Aproveitando a discussão da reforma tributária no Congresso, senadores da Região Nordeste querem buscar mais receitas para seus estados, que são grandes produtores de energia renovável e enfrentam problemas financeiros. O senador Marcelo Castro (MDB-PI) sugere a criação de royalties sobre energia solar e eólica na forma de uma emenda à proposta de simplificação dos impostos.
A proposta incluiria na Constituição, como “bens da União”, os “potenciais de energia eólica e solar” e permitiria a possibilidade de cobrança de participação ou compensação financeira, em articulação com os estados, na exploração desses recursos. Já a definição da alíquota dos royalties seria feita por meio de lei, que exige maioria simples na Câmara e no Senado, bem como os critérios de divisão desses recursos entre União, Estados e municípios.
Para o senador Marcelo Castro, essa proposta não seria diferente dos royalties cobrados sobre petróleo, minérios e cursos de água com potencial de geração de energia. “O que muda é o fato de que a energia solar e a eólica ainda não eram viáveis em 1988, quando a Constituição foi feita. O vento não é propriamente uma jazida, mas tem em alguns lugares e em outros não. A minha emenda tenta fazer com que os Estados com potencial de vento e sol tenham algum benefício, já que hoje eles não têm nenhum”, disse.
Para o secretário estadual de Fazenda de Pernambuco, Décio Padilha, é preciso algum tipo de compensação – seja royalty ou imposto – aos Estados produtores, em razão das dificuldades de caixa que os governos vivem, pela transição rápida em direção a uma matriz limpa e pela desoneração de bens de capital usados na produção de energia, como baterias e turbinas de eólicas.
A cobrança de royalties sobre sol e vento traz discórdia. A taxa tem como origem uma solução econômica para resolver conflitos de direito de propriedade. No Brasil, a Constituição definiu que a posse de petróleo, gás natural, minérios e da água utilizada para geração de energia é da União – e o pagamento de royalties seria uma compensação pela cessão desse direito de propriedade a terceiros.
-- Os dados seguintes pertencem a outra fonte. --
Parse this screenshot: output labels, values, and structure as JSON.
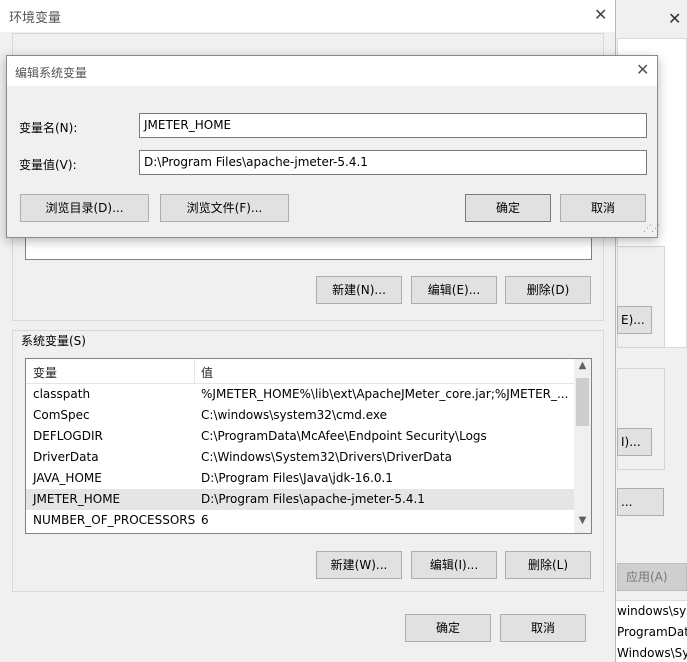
{
  "background_window": {
    "apply_label": "应用(A)",
    "list_lines": [
      "windows\\sys",
      "ProgramDat",
      "Windows\\Sys"
    ],
    "btn1_label": "E)...",
    "btn2_label": "I)...",
    "btn3_label": "..."
  },
  "env_dialog": {
    "title": "环境变量",
    "user_buttons": {
      "new": "新建(N)...",
      "edit": "编辑(E)...",
      "delete": "删除(D)"
    },
    "system_group_label": "系统变量(S)",
    "system_headers": {
      "name": "变量",
      "value": "值"
    },
    "system_variables": [
      {
        "name": "classpath",
        "value": "%JMETER_HOME%\\lib\\ext\\ApacheJMeter_core.jar;%JMETER_..."
      },
      {
        "name": "ComSpec",
        "value": "C:\\windows\\system32\\cmd.exe"
      },
      {
        "name": "DEFLOGDIR",
        "value": "C:\\ProgramData\\McAfee\\Endpoint Security\\Logs"
      },
      {
        "name": "DriverData",
        "value": "C:\\Windows\\System32\\Drivers\\DriverData"
      },
      {
        "name": "JAVA_HOME",
        "value": "D:\\Program Files\\Java\\jdk-16.0.1"
      },
      {
        "name": "JMETER_HOME",
        "value": "D:\\Program Files\\apache-jmeter-5.4.1"
      },
      {
        "name": "NUMBER_OF_PROCESSORS",
        "value": "6"
      }
    ],
    "selected_variable": "JMETER_HOME",
    "system_buttons": {
      "new": "新建(W)...",
      "edit": "编辑(I)...",
      "delete": "删除(L)"
    },
    "ok_label": "确定",
    "cancel_label": "取消"
  },
  "edit_dialog": {
    "title": "编辑系统变量",
    "name_label": "变量名(N):",
    "name_value": "JMETER_HOME",
    "value_label": "变量值(V):",
    "value_value": "D:\\Program Files\\apache-jmeter-5.4.1",
    "browse_dir_label": "浏览目录(D)...",
    "browse_file_label": "浏览文件(F)...",
    "ok_label": "确定",
    "cancel_label": "取消"
  }
}
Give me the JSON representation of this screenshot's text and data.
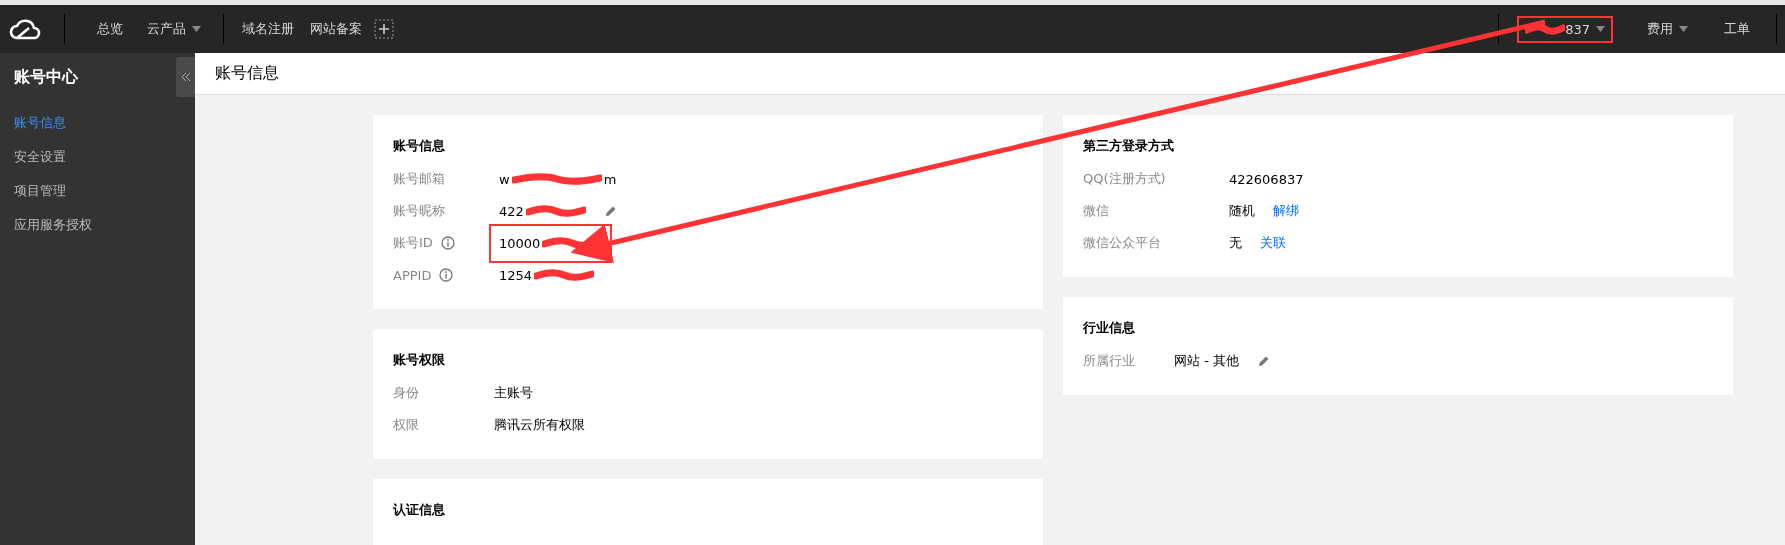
{
  "top_bar": {
    "nav": [
      {
        "label": "总览"
      },
      {
        "label": "云产品",
        "dropdown": true
      }
    ],
    "links": [
      {
        "label": "域名注册"
      },
      {
        "label": "网站备案"
      }
    ],
    "account": {
      "value_end": "837",
      "redacted": true,
      "highlighted": true,
      "dropdown": true
    },
    "right": [
      {
        "label": "费用",
        "dropdown": true
      },
      {
        "label": "工单"
      }
    ]
  },
  "sidebar": {
    "title": "账号中心",
    "items": [
      {
        "label": "账号信息",
        "selected": true
      },
      {
        "label": "安全设置",
        "selected": false
      },
      {
        "label": "项目管理",
        "selected": false
      },
      {
        "label": "应用服务授权",
        "selected": false
      }
    ]
  },
  "page_title": "账号信息",
  "left_cards": [
    {
      "title": "账号信息",
      "rows": [
        {
          "label": "账号邮箱",
          "redacted": true,
          "value_start": "w",
          "value_end": "m"
        },
        {
          "label": "账号昵称",
          "editable": true,
          "redacted": true,
          "value_start": "422"
        },
        {
          "label": "账号ID",
          "info": true,
          "redacted": true,
          "value_start": "10000",
          "highlighted": true
        },
        {
          "label": "APPID",
          "info": true,
          "redacted": true,
          "value_start": "1254"
        }
      ]
    },
    {
      "title": "账号权限",
      "rows": [
        {
          "label": "身份",
          "value_start": "主账号"
        },
        {
          "label": "权限",
          "value_start": "腾讯云所有权限"
        }
      ]
    },
    {
      "title": "认证信息"
    }
  ],
  "right_cards": [
    {
      "title": "第三方登录方式",
      "rows": [
        {
          "label": "QQ(注册方式)",
          "value_start": "422606837"
        },
        {
          "label": "微信",
          "value_start": "随机",
          "link": "解绑"
        },
        {
          "label": "微信公众平台",
          "value_start": "无",
          "link": "关联"
        }
      ]
    },
    {
      "title": "行业信息",
      "rows": [
        {
          "label": "所属行业",
          "editable": true,
          "value_start": "网站 - 其他"
        }
      ]
    }
  ]
}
A taxa é cobrada pelos bens finitos, como petróleo, gás e minérios, e o fim da exploração tende a inviabilizar a economia das regiões atingidas. No caso das hidrelétricas, quase sempre há impactos irreversíveis nas áreas alagadas e que inviabilizam outras atividades – nesse caso, a cobrança se dá sobre a geração de energia, e não sobre a água em si. Em todos os casos, o royalty funciona como uma compensação às localidades atingidas.
Especialistas afirmam que não há como comparar essas situações com a geração de energia solar e eólica. Vento e sol são recursos infinitos e sua exploração não inviabiliza outras atividades econômicas. Além disso, não há conflito de propriedade, pois outras pessoas podem utilizar, ao mesmo tempo, os recursos para outras finalidades – entre elas aquecer água para chuveiros e mover moinhos de trigo, por exemplo.
Contrária à medida, a presidente da Associação Brasileira de Energia Eólica (Abeeólica), Élbia Gannoum, considera o conceito de royalty sobre vento inadequado. “O mesmo vento que gera energia bagunça os meus cabelos. Vamos ter de pagar pela brisa? Se o sol e o vento pertencem a alguém é a Deus”, disse. “Quem vai pagar essa conta é o consumidor. Estarão taxando energia limpa no Brasil, enquanto o resto do mundo incentiva essa produção.”
Da mesma opinião segue o presidente da Associação Brasileira de Energia Solar Fotovoltaica (ABSOLAR), Rodrigo Sauaia, afirmando que não há fundamento jurídico nem técnico para esse tipo de taxa sobre a energia solar. “O sol é um recurso renovável, disponível e de uso democrático”, afirma. “O sol é também um recurso imprescindível para agricultura e traz competitividade para a produção nacional. Vão taxar o agronegócio?”, questionou.
Uma alternativa à proposta, para contribuir com os Estados produtores, é a do senador Jean-Paul Prates (PT-RN). A ideia é uma redistribuição dos recursos arrecadados com ICMS sobre energia, hoje concentrados no destino, para a origem. “Essa proposta reequilibraria a arrecadação entre os Estados e beneficiaria o Nordeste”, explicou.